Now earlier this year in February of 2025, The Trump administration issued EO 14221 titled "Making America Healthy Again by Empowering Patients with Clear, Accurate, and Actionable Healthcare Pricing Information." This directed the Departments of Treasury, Labor, and Health & Human Services (HHS) to take more aggressive steps to improve and enforce price transparency. However, it's still hard to tell if things are truly getting better. The EO did give more clarity on expectations but enforcement is still lacking. It's also not as if this order magically removed all the challenges the hospitals were facing to comply.

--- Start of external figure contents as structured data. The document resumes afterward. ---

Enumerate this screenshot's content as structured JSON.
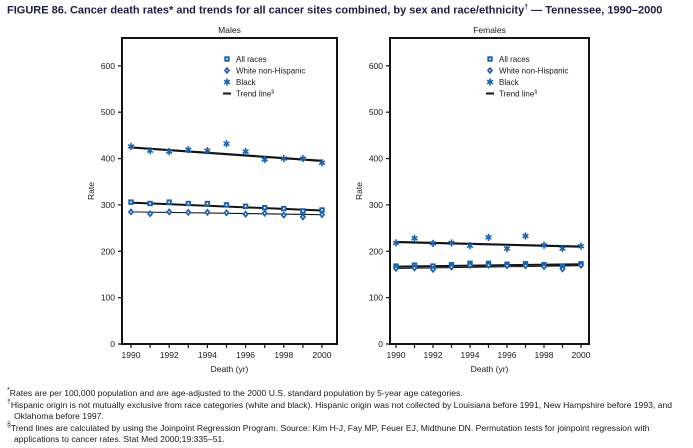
{
  "title": {
    "text": "FIGURE 86. Cancer death rates* and trends for all cancer sites combined, by sex and race/ethnicity",
    "sup": "†",
    "suffix": " — Tennessee, 1990–2000"
  },
  "colors": {
    "marker": "#1b62ae",
    "trend": "#141414",
    "axis": "#141414",
    "text": "#1a1a1a",
    "title_text": "#1e1e40"
  },
  "chart_data": [
    {
      "type": "scatter",
      "title": "Males",
      "xlabel": "Death (yr)",
      "ylabel": "Rate",
      "x": [
        1990,
        1991,
        1992,
        1993,
        1994,
        1995,
        1996,
        1997,
        1998,
        1999,
        2000
      ],
      "x_tick_labels": [
        1990,
        1992,
        1994,
        1996,
        1998,
        2000
      ],
      "ylim": [
        0,
        660
      ],
      "yticks": [
        0,
        100,
        200,
        300,
        400,
        500,
        600
      ],
      "grid": false,
      "legend_position": "upper-center-right",
      "legend": [
        {
          "label": "All races",
          "marker": "square"
        },
        {
          "label": "White non-Hispanic",
          "marker": "diamond"
        },
        {
          "label": "Black",
          "marker": "asterisk"
        },
        {
          "label": "Trend line",
          "sup": "§",
          "marker": "line"
        }
      ],
      "series": [
        {
          "name": "All races",
          "marker": "square",
          "values": [
            306,
            303,
            306,
            303,
            303,
            300,
            297,
            294,
            292,
            287,
            289
          ]
        },
        {
          "name": "White non-Hispanic",
          "marker": "diamond",
          "values": [
            285,
            281,
            285,
            284,
            284,
            283,
            280,
            282,
            278,
            274,
            279
          ]
        },
        {
          "name": "Black",
          "marker": "asterisk",
          "values": [
            426,
            417,
            415,
            419,
            417,
            432,
            415,
            398,
            400,
            400,
            391
          ]
        }
      ],
      "trend_lines": [
        {
          "series": "Black",
          "start": 424,
          "end": 395
        },
        {
          "series": "All races",
          "start": 305,
          "end": 288
        },
        {
          "series": "White non-Hispanic",
          "start": 285,
          "end": 279
        }
      ]
    },
    {
      "type": "scatter",
      "title": "Females",
      "xlabel": "Death (yr)",
      "ylabel": "Rate",
      "x": [
        1990,
        1991,
        1992,
        1993,
        1994,
        1995,
        1996,
        1997,
        1998,
        1999,
        2000
      ],
      "x_tick_labels": [
        1990,
        1992,
        1994,
        1996,
        1998,
        2000
      ],
      "ylim": [
        0,
        660
      ],
      "yticks": [
        0,
        100,
        200,
        300,
        400,
        500,
        600
      ],
      "grid": false,
      "legend_position": "upper-center-right",
      "legend": [
        {
          "label": "All races",
          "marker": "square"
        },
        {
          "label": "White non-Hispanic",
          "marker": "diamond"
        },
        {
          "label": "Black",
          "marker": "asterisk"
        },
        {
          "label": "Trend line",
          "sup": "§",
          "marker": "line"
        }
      ],
      "series": [
        {
          "name": "All races",
          "marker": "square",
          "values": [
            168,
            170,
            168,
            171,
            174,
            174,
            172,
            173,
            171,
            167,
            173
          ]
        },
        {
          "name": "White non-Hispanic",
          "marker": "diamond",
          "values": [
            163,
            164,
            161,
            166,
            170,
            170,
            169,
            169,
            167,
            162,
            170
          ]
        },
        {
          "name": "Black",
          "marker": "asterisk",
          "values": [
            218,
            228,
            217,
            218,
            212,
            230,
            206,
            233,
            213,
            206,
            211
          ]
        }
      ],
      "trend_lines": [
        {
          "series": "Black",
          "start": 220,
          "end": 210
        },
        {
          "series": "All races",
          "start": 167,
          "end": 172
        },
        {
          "series": "White non-Hispanic",
          "start": 163,
          "end": 169
        }
      ]
    }
  ],
  "footnotes": [
    {
      "marker": "*",
      "text": "Rates are per 100,000 population and are age-adjusted to the 2000 U.S. standard population by 5-year age categories."
    },
    {
      "marker": "†",
      "text": "Hispanic origin is not mutually exclusive from race categories (white and black). Hispanic origin was not collected by Louisiana before 1991, New Hampshire before 1993, and Oklahoma before 1997."
    },
    {
      "marker": "§",
      "text": "Trend lines are calculated by using the Joinpoint Regression Program. Source: Kim H-J, Fay MP, Feuer EJ, Midthune DN. Permutation tests for joinpoint regression with applications to cancer rates. Stat Med 2000;19:335–51."
    }
  ]
}
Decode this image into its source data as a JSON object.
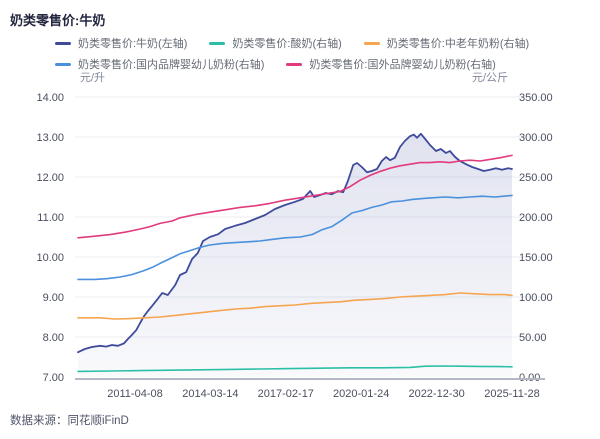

Patients deserve the right to know how much their services should cost. Hospitals need to be held accountable to price transparency. The solution is a central repository where patients can go for this "consumer-facing search platform". This ideally would be subsidized or in partnership with the government. Healthcare Bluebook is probably the best choice right now. However, it limits your amount of searches unless you're using an employers code, and their data isn't great. They don't even have all the machine readable files onboarded and are using averages and estimates. As a consumer, you really don't know exactly what you should be paying.
I want to build a future where healthcare costs aren't hidden, one that is truly "patient-first".